Janet Yellen, chair of the Federal Reserve, spoke at the University of Baltimore’s midyear commencement last week, and she was about as upbeat as any practitioner of the dismal science from whom the students will ever hear.

The economy is nearly at full employment, with prospects especially strong for college graduates, for whom the unemployment rate is an infinitesimal 2.3 percent. What’s more, grads can expect a “large” advantage in lifetime earnings over contemporaries with only a high school education.

Last year, college graduates’ earnings averaged 70 percent more than high school graduates’ pay; that is up from 20 percent in 1980, she said.

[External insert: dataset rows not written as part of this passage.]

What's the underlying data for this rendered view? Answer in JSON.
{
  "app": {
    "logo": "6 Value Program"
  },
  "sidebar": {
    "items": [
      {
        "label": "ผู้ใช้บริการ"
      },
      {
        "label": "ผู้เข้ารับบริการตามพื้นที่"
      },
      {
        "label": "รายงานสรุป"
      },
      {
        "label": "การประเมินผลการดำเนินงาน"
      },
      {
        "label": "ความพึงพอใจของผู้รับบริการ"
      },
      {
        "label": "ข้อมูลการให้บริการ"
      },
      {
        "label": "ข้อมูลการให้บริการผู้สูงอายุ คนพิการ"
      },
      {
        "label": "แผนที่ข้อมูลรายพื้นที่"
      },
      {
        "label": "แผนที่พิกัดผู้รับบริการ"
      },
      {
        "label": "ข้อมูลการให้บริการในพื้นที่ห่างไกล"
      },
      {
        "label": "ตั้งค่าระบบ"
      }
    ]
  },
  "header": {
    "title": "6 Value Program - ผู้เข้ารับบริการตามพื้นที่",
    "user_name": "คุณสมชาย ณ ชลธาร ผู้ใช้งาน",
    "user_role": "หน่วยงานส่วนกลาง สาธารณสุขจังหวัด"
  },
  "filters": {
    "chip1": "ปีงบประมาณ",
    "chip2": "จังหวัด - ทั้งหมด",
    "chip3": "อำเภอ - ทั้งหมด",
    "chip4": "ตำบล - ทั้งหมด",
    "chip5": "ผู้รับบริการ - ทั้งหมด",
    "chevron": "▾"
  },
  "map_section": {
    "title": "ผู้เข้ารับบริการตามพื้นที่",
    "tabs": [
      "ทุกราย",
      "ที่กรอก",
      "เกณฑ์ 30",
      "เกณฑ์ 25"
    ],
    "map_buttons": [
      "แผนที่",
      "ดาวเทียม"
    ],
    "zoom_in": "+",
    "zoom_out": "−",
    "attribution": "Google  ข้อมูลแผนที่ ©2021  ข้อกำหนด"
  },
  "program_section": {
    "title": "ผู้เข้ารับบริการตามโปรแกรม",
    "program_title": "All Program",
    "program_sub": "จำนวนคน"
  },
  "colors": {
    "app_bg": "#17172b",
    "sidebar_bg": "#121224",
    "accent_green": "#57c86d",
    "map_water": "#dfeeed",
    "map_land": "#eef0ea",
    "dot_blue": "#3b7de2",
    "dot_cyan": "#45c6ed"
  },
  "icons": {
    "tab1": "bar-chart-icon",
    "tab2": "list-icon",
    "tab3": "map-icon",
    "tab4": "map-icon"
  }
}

And the advantage kicks in quickly: Only a few years after graduation, it’s almost $18,000 a year, Yellen reported.

Student debt now totals $1.3 trillion, spread out over 44.2 million borrowers. Yet as Yellen pointed out, government data show that the vast majority of student borrowers who complete their degree programs find work that allows them to keep up with interest payments and eventually pay off the principal. According to studentloanhero.com, about 40 percent of student debt was incurred to finance graduate and professional degrees – that is, MBAs, MDs and law degrees, which enhance future earnings even more than a four-year bachelor’s.

Debt distress is disproportionately concentrated in certain segments of the market, including professional schools and for-profit four-year colleges. Solutions, if any, should be targeted and limited so as not to waste resources that could go toward other purposes, such as enhancing the prospects of those who do not attend college.